Colpisce 13 milioni di persone nel mondo e causa vaso occlusioni. Speranze da un anticorpo monoclonale
L’anemia falciforme, o drepanocitosi, è una malattia rara, causata da una mutazione genetica ereditaria dell’emoglobina, che in alcune condizioni di stress fisico, climatico e psicologico porta i globuli rossi ad assumere la forma a falce, ostacolandone il normale flusso all’interno dei vasi sanguigni.
Studi recenti su questa patologia documentano un processo multifattoriale complesso che coinvolge le altre cellule del sangue, come globuli bianchi e piastrine, così come le cellule che rivestono le pareti interne dei vasi sanguigni (endotelio) dove, a causa di uno stato pro-infiammatorio cronico iper-attivo, si innesca un processo di adesione multicellulare che porta a vasculopatia e vaso-occlusione. La p-selectina, una proteina di adesione cellulare iperespressa nei pazienti con anemia falciforme, svolge un ruolo centrale nelle interazioni multicellulari che possono provocare vaso-occlusione.
Si tratta di crisi dolorose che interessano torace, addome e articolazioni. Sono imprevedibili e possono rappresentare delle vere emergenze sanitarie a causa della loro rapida evoluzione e alta mortalità. Ne soffre il 39% dei pazienti, con una media di oltre 5 eventi l’anno.
Secondo quanto emerge da “SWAY” (Sickle Cell World Assessment Survey), una indagine internazionale, sponsorizzata Novartis, su oltre 2 mila pazienti affetti da malattia a cellule falciformi, che ha coinvolto diversi Paesi tra cui l’Italia, le crisi, che sono improvvise e frequenti, vengono spesso gestite nella propria abitazione (nel 24% dei casi), senza ricorrere all’assistenza medica. Come vengono affrontate? Bevendo e riposandosi (74%).
Ma le crisi vaso occlusive (VOC) e le relative complicanze rappresentano solo la punta visibile dell’iceberg: tra una crisi di dolore e l’altra il processo della vaso occlusione continua ad avere luogo e produce effetti che causano danno vascolare, conducendo a un progressivo danno agli organi con riduzione della funzionalità. Questo processo può avere un impatto sull’aspettativa di vita dei pazienti che, anche nei paesi sviluppati, è inferiore di circa 20 anni rispetto alla popolazione generale.
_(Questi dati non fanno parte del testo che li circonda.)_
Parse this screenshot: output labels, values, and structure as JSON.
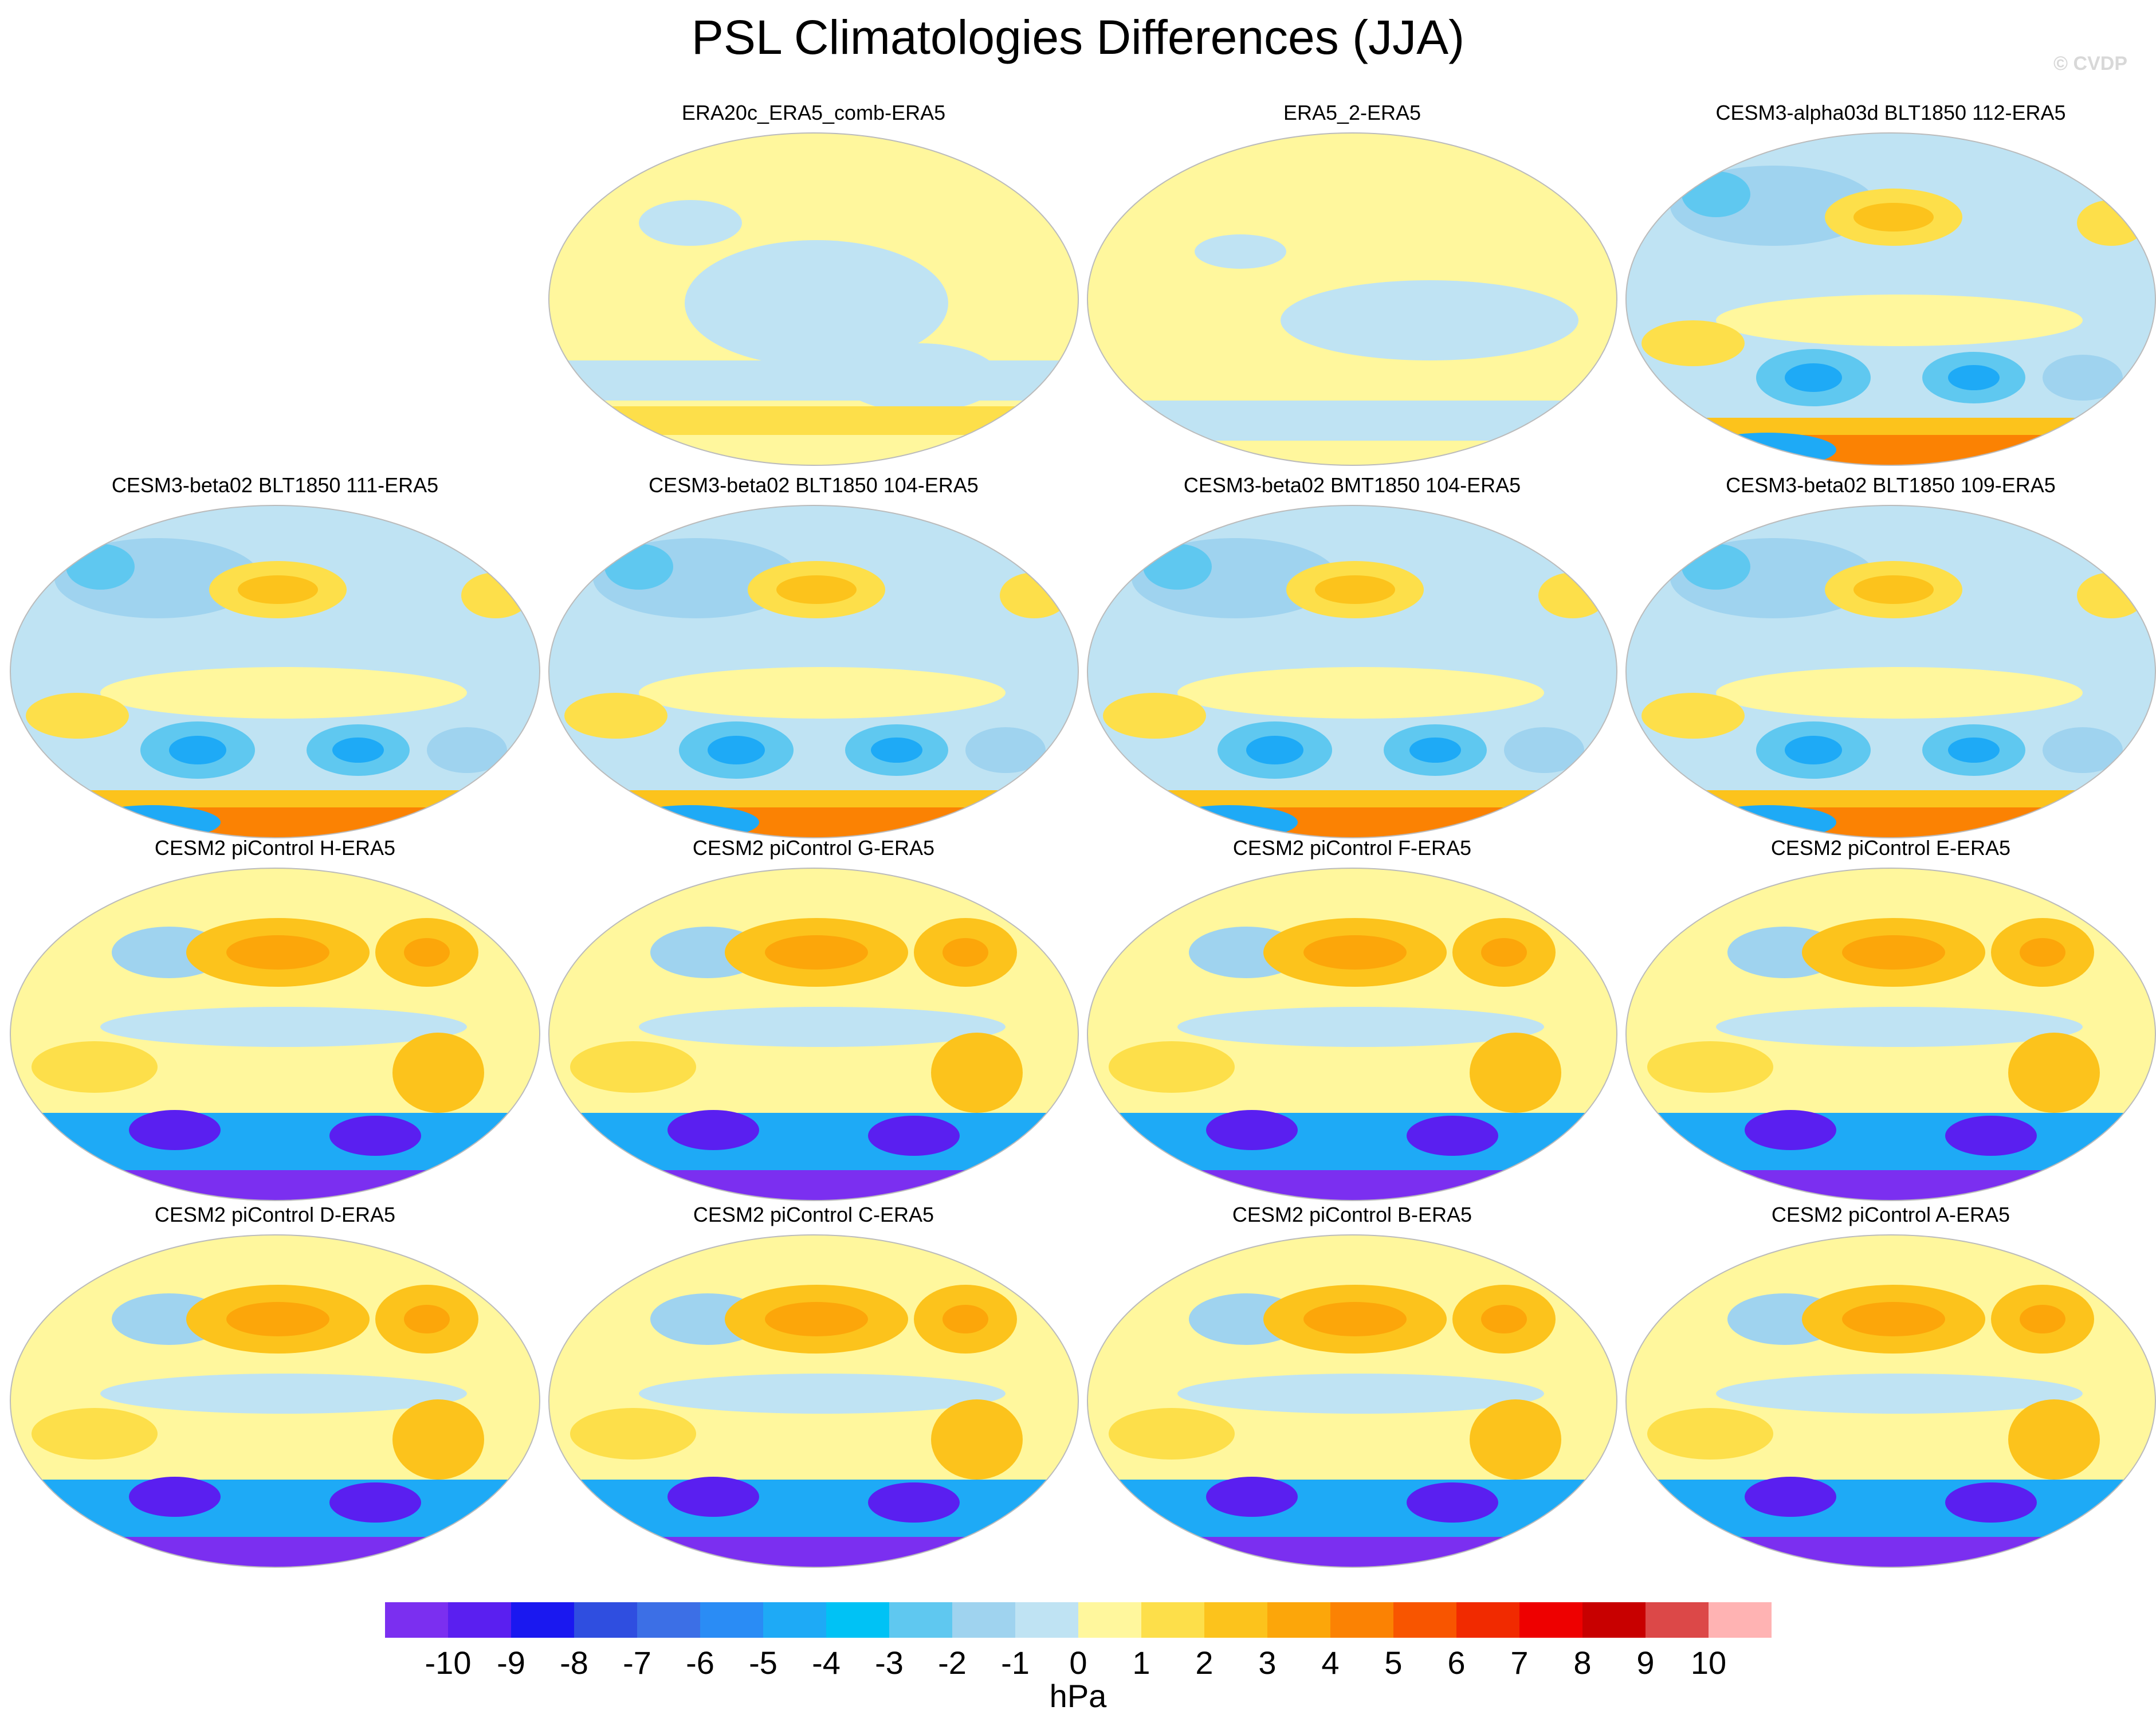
{
  "title": "PSL Climatologies Differences (JJA)",
  "watermark": "© CVDP",
  "colorbar": {
    "units": "hPa",
    "labels": [
      "-10",
      "-9",
      "-8",
      "-7",
      "-6",
      "-5",
      "-4",
      "-3",
      "-2",
      "-1",
      "0",
      "1",
      "2",
      "3",
      "4",
      "5",
      "6",
      "7",
      "8",
      "9",
      "10"
    ],
    "colors": [
      "#7b2ff0",
      "#5a1ff0",
      "#1a18f0",
      "#2f4ee0",
      "#3c6fe6",
      "#2a8cf5",
      "#1eaaf6",
      "#00c2f5",
      "#5fc8f0",
      "#9fd3ef",
      "#bfe3f3",
      "#fff79d",
      "#fddf4a",
      "#fcc31c",
      "#fca60a",
      "#fb8203",
      "#f85500",
      "#f12a00",
      "#ee0000",
      "#c80000",
      "#dc4848",
      "#ffb3b3"
    ]
  },
  "panels": [
    {
      "title": "ERA20c_ERA5_comb-ERA5",
      "pattern": "era20c"
    },
    {
      "title": "ERA5_2-ERA5",
      "pattern": "era5_2"
    },
    {
      "title": "CESM3-alpha03d BLT1850 112-ERA5",
      "pattern": "cesm3"
    },
    {
      "title": "CESM3-beta02 BLT1850 111-ERA5",
      "pattern": "cesm3"
    },
    {
      "title": "CESM3-beta02 BLT1850 104-ERA5",
      "pattern": "cesm3"
    },
    {
      "title": "CESM3-beta02 BMT1850 104-ERA5",
      "pattern": "cesm3"
    },
    {
      "title": "CESM3-beta02 BLT1850 109-ERA5",
      "pattern": "cesm3"
    },
    {
      "title": "CESM2 piControl H-ERA5",
      "pattern": "cesm2"
    },
    {
      "title": "CESM2 piControl G-ERA5",
      "pattern": "cesm2"
    },
    {
      "title": "CESM2 piControl F-ERA5",
      "pattern": "cesm2"
    },
    {
      "title": "CESM2 piControl E-ERA5",
      "pattern": "cesm2"
    },
    {
      "title": "CESM2 piControl D-ERA5",
      "pattern": "cesm2"
    },
    {
      "title": "CESM2 piControl C-ERA5",
      "pattern": "cesm2"
    },
    {
      "title": "CESM2 piControl B-ERA5",
      "pattern": "cesm2"
    },
    {
      "title": "CESM2 piControl A-ERA5",
      "pattern": "cesm2"
    }
  ]
}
L’anemia falciforme è una delle malattie genetiche più diffuse al mondo: con 13 milioni di persone affette, di cui circa 40 mila in Europa, e un’incidenza tra i 300-400 mila nuovi nati ogni anno. Nel 2006 è stata riconosciuta dall’Organizzazione mondiale della Sanità come un problema globale di salute pubblica e le stime internazionali prevedono un aumento al 2050 di circa il 30%.
E in Italia? I dati attualmente disponibili e pubblicati parlano di circa 2.000-3.000 persone affette (di cui il 44% di origine caucasica), ma secondo gli specialisti esiste un grande sommerso nella popolazione rappresentato dai portatori sani del difetto genetico, oltre ad un elevato numero di soggetti affetti dalla patologia tra i nuovi migranti.
Ad oggi non ci sono molte armi per combattere l’anemia falciforme e i pazienti ricorrono a trasfusioni di sangue o, per ridurre il numero di crisi, all’idrossiurea. Ma speranze arrivano dalla ricerca, come spiega la professoressa Lucia De Franceschi, Dipartimento di Medicina, Azienda ospedaliera universitaria di Verona e referente per Anemie Rare Eurobloodnet (Rete Europea malattie rare): «In Europa è stato recentemente approvato un anticorpo monoclonale che agisce su un target specifico, la p-selectina che media la adesione cellulare, prevenendo e riducendo significativamente le crisi vaso occlusive. La sua introduzione nella pratica clinica ci permetterà di valutarne anche l’impatto sulla patologia nel lungo termine così come sulla gravità delle manifestazioni cliniche che coinvolgono organi target come il polmone, il rene, il cervello, l’osso o il fegato, con una possibile ricaduta positiva sulla qualità di vita del paziente». Pazienti che aspettano con ansia farmaci che possano ridurre al minimo l’effetto delle crisi o che le possano prevenire e che potranno contare quindi a breve su un aiuto concreto.